That McStiffy comment last night on Dancing With the Stars cracked me up. I think I'll start using that in everyday jargon.
So I'm not mad at the world today, you'll be happy to know. I'm still sore as all get out, and have big circle bruises on my back, but I manged to get some zzzzs so the world looks a little less bleak.
Back to the dating. I forgot to mention that these dates were a result of online dating. I know, I know. I HATE online dating, but I'm in a new town, and I figured it wouldn't hurt. Here's what I hate about it. Men that refer to women as "ladies" in their profile (there's a proper time to use the word, but always saying "I want a lady to . . ." or "hey ladies".) I hate people that send winks - what's up with that? Write a frickin' email. I hate when guys start talking about sexual things before I even meet them. ("I could turn you on by . . .") Dude, you don't even KNOW me. I don't like the fact that these guys will email you into perpetuity. Pick up the phone, or schedule a date.

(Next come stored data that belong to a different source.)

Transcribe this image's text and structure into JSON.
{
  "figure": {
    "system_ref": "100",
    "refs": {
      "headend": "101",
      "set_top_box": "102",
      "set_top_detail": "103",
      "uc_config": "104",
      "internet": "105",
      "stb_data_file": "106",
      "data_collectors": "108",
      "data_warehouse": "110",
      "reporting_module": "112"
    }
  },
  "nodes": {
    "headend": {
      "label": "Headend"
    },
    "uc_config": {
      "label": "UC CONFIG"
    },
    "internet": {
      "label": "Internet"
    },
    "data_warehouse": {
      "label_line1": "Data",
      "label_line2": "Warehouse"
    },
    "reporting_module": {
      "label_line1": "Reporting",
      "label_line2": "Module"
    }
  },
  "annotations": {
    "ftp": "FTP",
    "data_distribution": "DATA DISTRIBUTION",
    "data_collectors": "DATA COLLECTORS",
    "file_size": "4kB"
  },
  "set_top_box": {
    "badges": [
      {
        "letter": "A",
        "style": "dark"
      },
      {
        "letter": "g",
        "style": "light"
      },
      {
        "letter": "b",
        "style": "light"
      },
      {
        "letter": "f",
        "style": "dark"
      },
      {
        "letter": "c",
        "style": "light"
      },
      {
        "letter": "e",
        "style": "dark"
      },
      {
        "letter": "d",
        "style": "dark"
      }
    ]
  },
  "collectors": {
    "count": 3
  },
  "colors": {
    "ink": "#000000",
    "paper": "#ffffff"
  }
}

But, as I mentioned, I had a good date and a not-so-good date this past weekend. I had to send an email to the not-so-good one, because he asked me out again, but he bored me to death the first time. But I really wanted the good date to stay interested. I have patience issues, and am not a big fan of all these rules about waiting a certain number of days to call, etc. Well, he send me an instant message yesterday - I didn't have to make that first move after the date - so I'm encouraged. That's a good thing, right? (Humor me here.) But now, is the ball in my court? Oh I just DON'T KNOW. My readers, what do you think? Should I straight out ask him to dinner? Sit back and see if he contacts me again? (But I don't want him to think I'm not interested) I'm thinking about telling him that I'd really like to see him again before he leaves for work (He tells me he'll be gone all next week.) and then let him "ask" for the date. Is that too forward. Argh!
I got this book from a friend of mine about female commitment-phobia. I think I have it. I date unavailable people, I set high standards. Who knew?